1. What do you think of when you hear these words: concern, connect, conquer, and courage. What does each word mean? List worries that you and other kids have, such as pets, storms, bus rides, and friendship troubles. Read poetry and books including Life Doesn't Frighten Me. Talk about Jean-Michel Basquiat’s dramatic illustrations. Brainstorm ways to conquer worries.
2. Build a Worry Warrior. Create an imaginary creature or contraption to help gobble up your worries! Here are some construction ideas. You can use any handy craft materials to make yours. Cut paper to fit a recycled cereal box with Crayola® Scissors. Decorate the paper with Crayola Erasable Markers and Gel Markers. Attach paper with Crayola School Glue. Air-dry the glue.
3. To make a mouth, tape a container with a lid to the box. Tape two decorated craft sticks to the bottom of the box for feet. Cut recycled cardboard into a half circle for a forehead. Draw or glue on plastic caps for eyes and one for a nose. Attach to the box. Poke holes in the head and push in chenille stems or yarn for hair. Poke holes in the box sides and push through craft sticks for arms.

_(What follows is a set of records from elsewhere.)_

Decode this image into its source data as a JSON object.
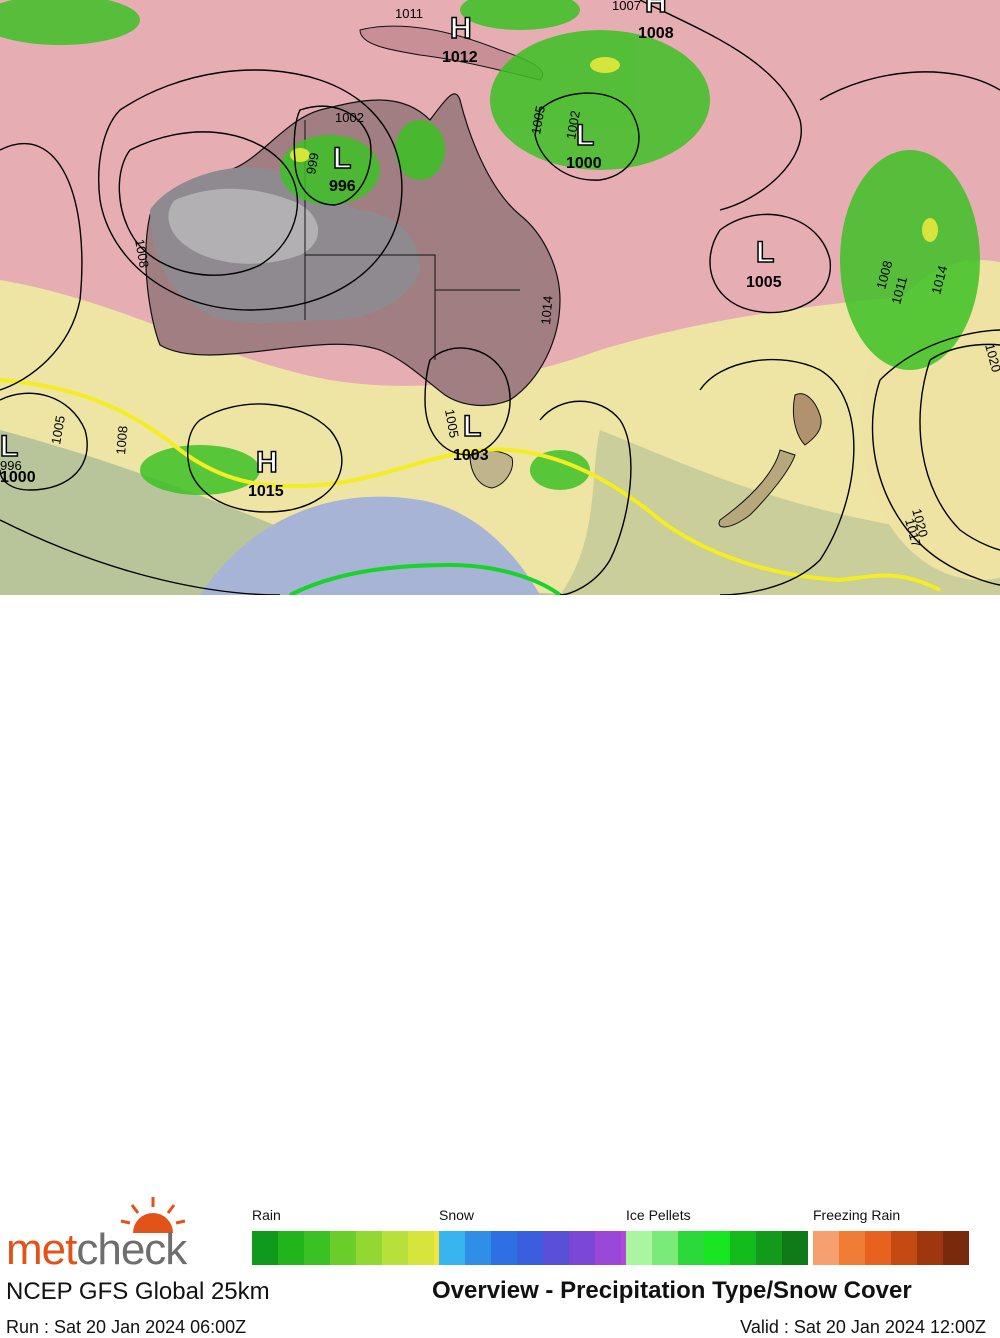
{
  "map": {
    "pressure_centers": [
      {
        "type": "H",
        "value": "1012"
      },
      {
        "type": "H",
        "value": "1008"
      },
      {
        "type": "L",
        "value": "996"
      },
      {
        "type": "L",
        "value": "1000"
      },
      {
        "type": "L",
        "value": "1005"
      },
      {
        "type": "L",
        "value": "1003"
      },
      {
        "type": "H",
        "value": "1015"
      },
      {
        "type": "L",
        "value": "1000"
      }
    ],
    "isobar_labels": [
      "1011",
      "1007",
      "1002",
      "1005",
      "999",
      "1002",
      "1008",
      "1011",
      "1014",
      "1008",
      "1005",
      "1014",
      "1020",
      "1017",
      "1020",
      "1008",
      "1005",
      "996"
    ]
  },
  "footer": {
    "logo_part1": "met",
    "logo_part2": "check",
    "model": "NCEP GFS Global 25km",
    "run": "Run : Sat 20 Jan 2024 06:00Z",
    "valid": "Valid : Sat 20 Jan 2024 12:00Z",
    "title": "Overview - Precipitation Type/Snow Cover"
  },
  "legend": [
    {
      "label": "Rain",
      "colors": [
        "#0f9a1e",
        "#22b51b",
        "#3cc124",
        "#6bcd2a",
        "#93d733",
        "#b7e13a",
        "#d6e43c",
        "#efe646"
      ]
    },
    {
      "label": "Snow",
      "colors": [
        "#38b5ee",
        "#2f8ee8",
        "#2e6fe3",
        "#3b5ede",
        "#5a4fd8",
        "#7a47d6",
        "#9a48d8",
        "#b04ad6"
      ]
    },
    {
      "label": "Ice Pellets",
      "colors": [
        "#aaf5a0",
        "#7aeb7a",
        "#2dd83a",
        "#19e623",
        "#14bb1c",
        "#129a1a",
        "#0f7a16"
      ]
    },
    {
      "label": "Freezing Rain",
      "colors": [
        "#f6a070",
        "#ef7d37",
        "#e8611e",
        "#c44a12",
        "#9e3710",
        "#7a2a0c"
      ]
    }
  ]
}
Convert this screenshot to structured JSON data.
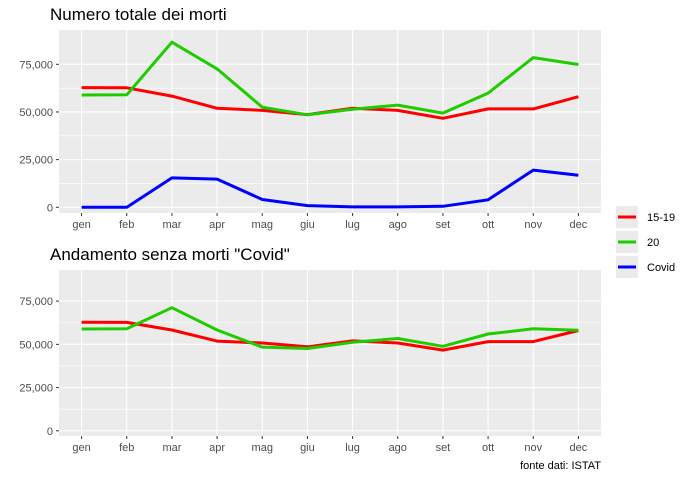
{
  "chart_data": [
    {
      "type": "line",
      "title": "Numero totale dei morti",
      "xlabel": "",
      "ylabel": "",
      "categories": [
        "gen",
        "feb",
        "mar",
        "apr",
        "mag",
        "giu",
        "lug",
        "ago",
        "set",
        "ott",
        "nov",
        "dec"
      ],
      "ylim": [
        -3000,
        93000
      ],
      "yticks": [
        0,
        25000,
        50000,
        75000
      ],
      "ytick_labels": [
        "0",
        "25,000",
        "50,000",
        "75,000"
      ],
      "grid": true,
      "series": [
        {
          "name": "15-19",
          "color": "#ff0000",
          "values": [
            62800,
            62700,
            58300,
            51900,
            50800,
            48600,
            52000,
            50800,
            46700,
            51600,
            51600,
            58000
          ]
        },
        {
          "name": "20",
          "color": "#1fcc00",
          "values": [
            58900,
            59000,
            86600,
            72600,
            52500,
            48500,
            51400,
            53600,
            49400,
            59900,
            78500,
            74900
          ]
        },
        {
          "name": "Covid",
          "color": "#0000ff",
          "values": [
            0,
            0,
            15400,
            14800,
            4100,
            900,
            200,
            200,
            500,
            3900,
            19500,
            16800
          ]
        }
      ]
    },
    {
      "type": "line",
      "title": "Andamento senza morti \"Covid\"",
      "xlabel": "",
      "ylabel": "",
      "categories": [
        "gen",
        "feb",
        "mar",
        "apr",
        "mag",
        "giu",
        "lug",
        "ago",
        "set",
        "ott",
        "nov",
        "dec"
      ],
      "ylim": [
        -3000,
        93000
      ],
      "yticks": [
        0,
        25000,
        50000,
        75000
      ],
      "ytick_labels": [
        "0",
        "25,000",
        "50,000",
        "75,000"
      ],
      "grid": true,
      "series": [
        {
          "name": "15-19",
          "color": "#ff0000",
          "values": [
            62800,
            62700,
            58300,
            51900,
            50800,
            48600,
            52000,
            50800,
            46700,
            51600,
            51600,
            58000
          ]
        },
        {
          "name": "20",
          "color": "#1fcc00",
          "values": [
            58900,
            59000,
            71200,
            58300,
            48400,
            47600,
            51200,
            53400,
            48900,
            56000,
            59000,
            58100
          ]
        }
      ]
    }
  ],
  "legend": {
    "placement": "right",
    "items": [
      {
        "label": "15-19",
        "color": "#ff0000"
      },
      {
        "label": "20",
        "color": "#1fcc00"
      },
      {
        "label": "Covid",
        "color": "#0000ff"
      }
    ]
  },
  "caption": "fonte dati: ISTAT",
  "colors": {
    "panel_background": "#ebebeb",
    "grid_major": "#ffffff",
    "tick_text": "#4d4d4d"
  }
}
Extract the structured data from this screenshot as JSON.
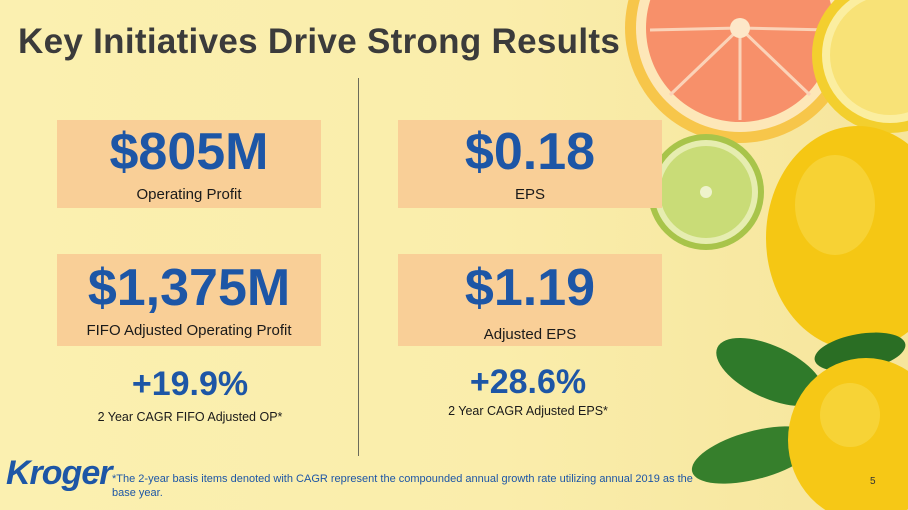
{
  "slide": {
    "title": "Key Initiatives Drive Strong Results",
    "cards": [
      {
        "value": "$805M",
        "label": "Operating Profit"
      },
      {
        "value": "$1,375M",
        "label": "FIFO Adjusted Operating Profit"
      },
      {
        "value": "$0.18",
        "label": "EPS"
      },
      {
        "value": "$1.19",
        "label": "Adjusted EPS"
      }
    ],
    "growth": [
      {
        "value": "+19.9%",
        "label": "2 Year CAGR FIFO Adjusted OP*"
      },
      {
        "value": "+28.6%",
        "label": "2 Year CAGR Adjusted EPS*"
      }
    ],
    "logo": "Kroger",
    "footnote": "*The 2-year basis items denoted with CAGR represent the compounded annual growth rate utilizing annual 2019 as the base year.",
    "page_number": "5"
  },
  "colors": {
    "accent_blue": "#1d56a6",
    "card_fill": "#f9cf97",
    "background": "#fbeeaa"
  }
}
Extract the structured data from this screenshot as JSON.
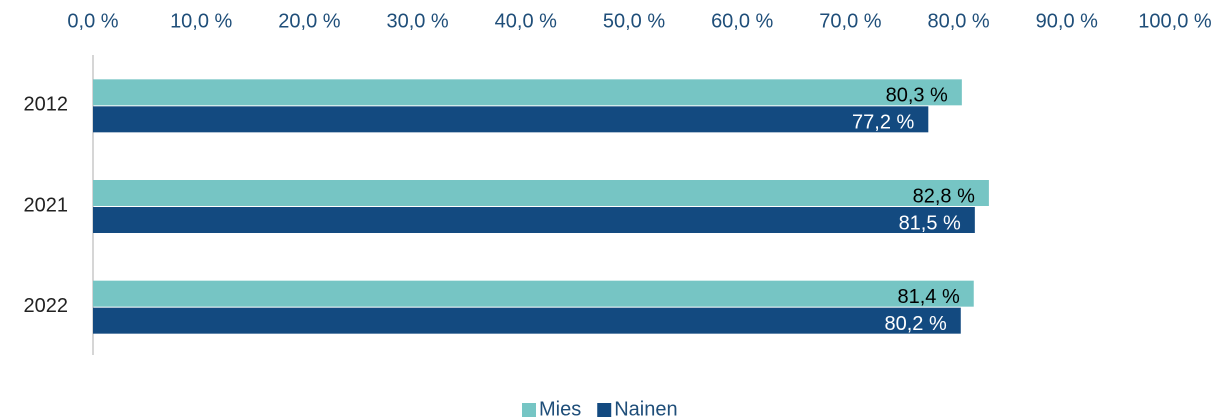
{
  "chart_data": {
    "type": "bar",
    "orientation": "horizontal",
    "categories": [
      "2012",
      "2021",
      "2022"
    ],
    "series": [
      {
        "name": "Mies",
        "color": "#76c5c4",
        "values": [
          80.3,
          82.8,
          81.4
        ],
        "value_labels": [
          "80,3 %",
          "82,8 %",
          "81,4 %"
        ]
      },
      {
        "name": "Nainen",
        "color": "#134a80",
        "values": [
          77.2,
          81.5,
          80.2
        ],
        "value_labels": [
          "77,2 %",
          "81,5 %",
          "80,2 %"
        ]
      }
    ],
    "xlim": [
      0,
      100
    ],
    "xticks": [
      {
        "value": 0,
        "label": "0,0 %"
      },
      {
        "value": 10,
        "label": "10,0 %"
      },
      {
        "value": 20,
        "label": "20,0 %"
      },
      {
        "value": 30,
        "label": "30,0 %"
      },
      {
        "value": 40,
        "label": "40,0 %"
      },
      {
        "value": 50,
        "label": "50,0 %"
      },
      {
        "value": 60,
        "label": "60,0 %"
      },
      {
        "value": 70,
        "label": "70,0 %"
      },
      {
        "value": 80,
        "label": "80,0 %"
      },
      {
        "value": 90,
        "label": "90,0 %"
      },
      {
        "value": 100,
        "label": "100,0 %"
      }
    ],
    "legend": "bottom"
  }
}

4. Feed your Worry Warrior. With Erasable Markers, write something that bothers you. Put it into your Worry Warrior.
5. Create a Courage Connection. While you imagine that the worry is being digested, make a Courage Connection. Maybe you talked to a friend, family member, or teacher about a worry you faced. When you take the worry back out of the Worry Warrior, erase the worry. Replace it with your idea for conquering your concern--your Courage Connection!

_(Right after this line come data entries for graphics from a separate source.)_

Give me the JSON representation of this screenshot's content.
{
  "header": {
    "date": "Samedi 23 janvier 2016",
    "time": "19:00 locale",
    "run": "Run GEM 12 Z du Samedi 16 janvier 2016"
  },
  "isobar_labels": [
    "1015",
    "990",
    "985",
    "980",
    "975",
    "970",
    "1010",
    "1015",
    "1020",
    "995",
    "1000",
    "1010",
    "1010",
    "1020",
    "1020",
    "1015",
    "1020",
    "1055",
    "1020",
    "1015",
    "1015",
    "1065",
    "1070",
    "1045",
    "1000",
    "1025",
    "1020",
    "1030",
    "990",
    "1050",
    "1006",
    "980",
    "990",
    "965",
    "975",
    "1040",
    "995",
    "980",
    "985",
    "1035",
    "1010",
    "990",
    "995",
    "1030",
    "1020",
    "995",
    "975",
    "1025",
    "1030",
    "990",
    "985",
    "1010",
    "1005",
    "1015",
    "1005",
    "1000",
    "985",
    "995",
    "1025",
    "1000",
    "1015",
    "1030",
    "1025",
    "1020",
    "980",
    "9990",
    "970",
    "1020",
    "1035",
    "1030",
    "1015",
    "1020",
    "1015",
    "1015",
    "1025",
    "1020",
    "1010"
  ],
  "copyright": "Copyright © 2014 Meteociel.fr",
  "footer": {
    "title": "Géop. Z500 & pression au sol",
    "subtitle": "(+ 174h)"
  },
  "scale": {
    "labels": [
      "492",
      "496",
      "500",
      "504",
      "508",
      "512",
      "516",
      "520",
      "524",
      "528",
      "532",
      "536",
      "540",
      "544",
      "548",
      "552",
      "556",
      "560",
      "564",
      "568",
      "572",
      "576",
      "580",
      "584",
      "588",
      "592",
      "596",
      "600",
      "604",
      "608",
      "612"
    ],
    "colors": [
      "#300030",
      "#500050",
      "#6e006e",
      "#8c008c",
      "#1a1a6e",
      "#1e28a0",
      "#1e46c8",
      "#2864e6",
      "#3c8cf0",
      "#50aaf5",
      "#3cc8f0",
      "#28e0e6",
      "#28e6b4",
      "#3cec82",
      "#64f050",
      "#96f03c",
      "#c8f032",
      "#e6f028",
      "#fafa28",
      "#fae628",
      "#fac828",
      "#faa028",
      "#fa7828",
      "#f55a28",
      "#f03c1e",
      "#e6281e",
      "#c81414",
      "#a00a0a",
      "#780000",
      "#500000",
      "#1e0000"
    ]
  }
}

6. If you are comfortable with the idea, share your Courage Connection with other people. You may be helping them to conquer their concerns! Save your Courage Connections in a notebook--they might encourage you in the future!

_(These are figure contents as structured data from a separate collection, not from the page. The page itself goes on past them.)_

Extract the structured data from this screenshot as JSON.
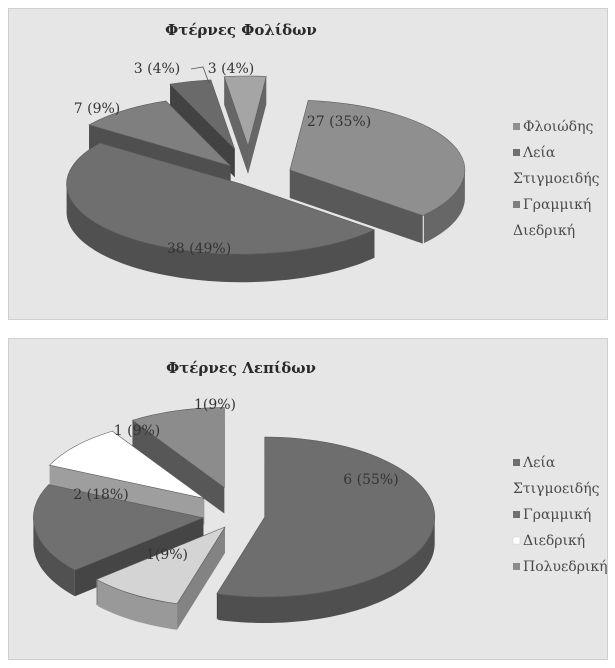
{
  "chart_data": [
    {
      "type": "pie",
      "title": "Φτέρνες Φολίδων",
      "slices": [
        {
          "name": "Φλοιώδης",
          "value": 27,
          "label": "27 (35%)",
          "color": "#8f8f8f"
        },
        {
          "name": "Λεία Στιγμοειδής",
          "value": 38,
          "label": "38 (49%)",
          "color": "#6f6f6f"
        },
        {
          "name": "Γραμμική Διεδρική",
          "value": 7,
          "label": "7 (9%)",
          "color": "#7f7f7f"
        },
        {
          "name": "",
          "value": 3,
          "label": "3 (4%)",
          "color": "#6a6a6a"
        },
        {
          "name": "",
          "value": 3,
          "label": "3 (4%)",
          "color": "#a5a5a5"
        }
      ],
      "legend": [
        "Φλοιώδης",
        "Λεία",
        "Στιγμοειδής",
        "Γραμμική",
        "Διεδρική"
      ],
      "legend_position": "right"
    },
    {
      "type": "pie",
      "title": "Φτέρνες Λεπίδων",
      "slices": [
        {
          "name": "Λεία Στιγμοειδής",
          "value": 6,
          "label": "6 (55%)",
          "color": "#6e6e6e"
        },
        {
          "name": "Διεδρική",
          "value": 1,
          "label": "1(9%)",
          "color": "#d4d4d4"
        },
        {
          "name": "Γραμμική",
          "value": 2,
          "label": "2 (18%)",
          "color": "#707070"
        },
        {
          "name": "",
          "value": 1,
          "label": "1 (9%)",
          "color": "#ffffff"
        },
        {
          "name": "Πολυεδρική",
          "value": 1,
          "label": "1(9%)",
          "color": "#8c8c8c"
        }
      ],
      "legend": [
        "Λεία",
        "Στιγμοειδής",
        "Γραμμική",
        "Διεδρική",
        "Πολυεδρική"
      ],
      "legend_position": "right"
    }
  ]
}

Adult supervision is required for any arts & crafts project. Observe children closely and intervene as necessary to prevent potential safety problems and ensure appropriate use of arts and crafts materials. Some craft items, particularly beads and buttons, are potential choking hazards for young children. Avoid use of such small parts with children younger than 3 years. Craft items such as scissors, push pins and chenille sticks may have sharp points or edges. Avoid use of materials with sharp points by children younger than 4 years. Read all manufacturers' safety warnings before using arts and craft supplies.
Recycled Containers—Must be clean and safe. Do not use containers that contained bleach or other harmful chemicals (for example, household cleaners, dishwasher or laundry detergents). Do not use recycled metal cans that have sharp edges (for example, lids removed by household can openers).
Scissors—ATTENTION: The cutting edges of scissors are sharp and care should be taken whenever cutting or handling. Blunt-tip scissors should be used only by children 4 years and older. Pointed-tip scissors should be used only by children 6 years and older.
Wood—By its nature, wood is rough and may contain splinters or sharp points
- Hold a "Worry Feast" for your Worry Warriors. Feed them common group concerns, like worrying about bullies, making mistakes, and starting a new school year. Work together to make Courage Connections responding to each kind of worry.
- Children with special needs might partner with other children who are differently-abled or older while building Worry Warriors.
- Assessment: Role play possible solutions to common worries. Ask children to try out as many positive solutions as they can think of for each one.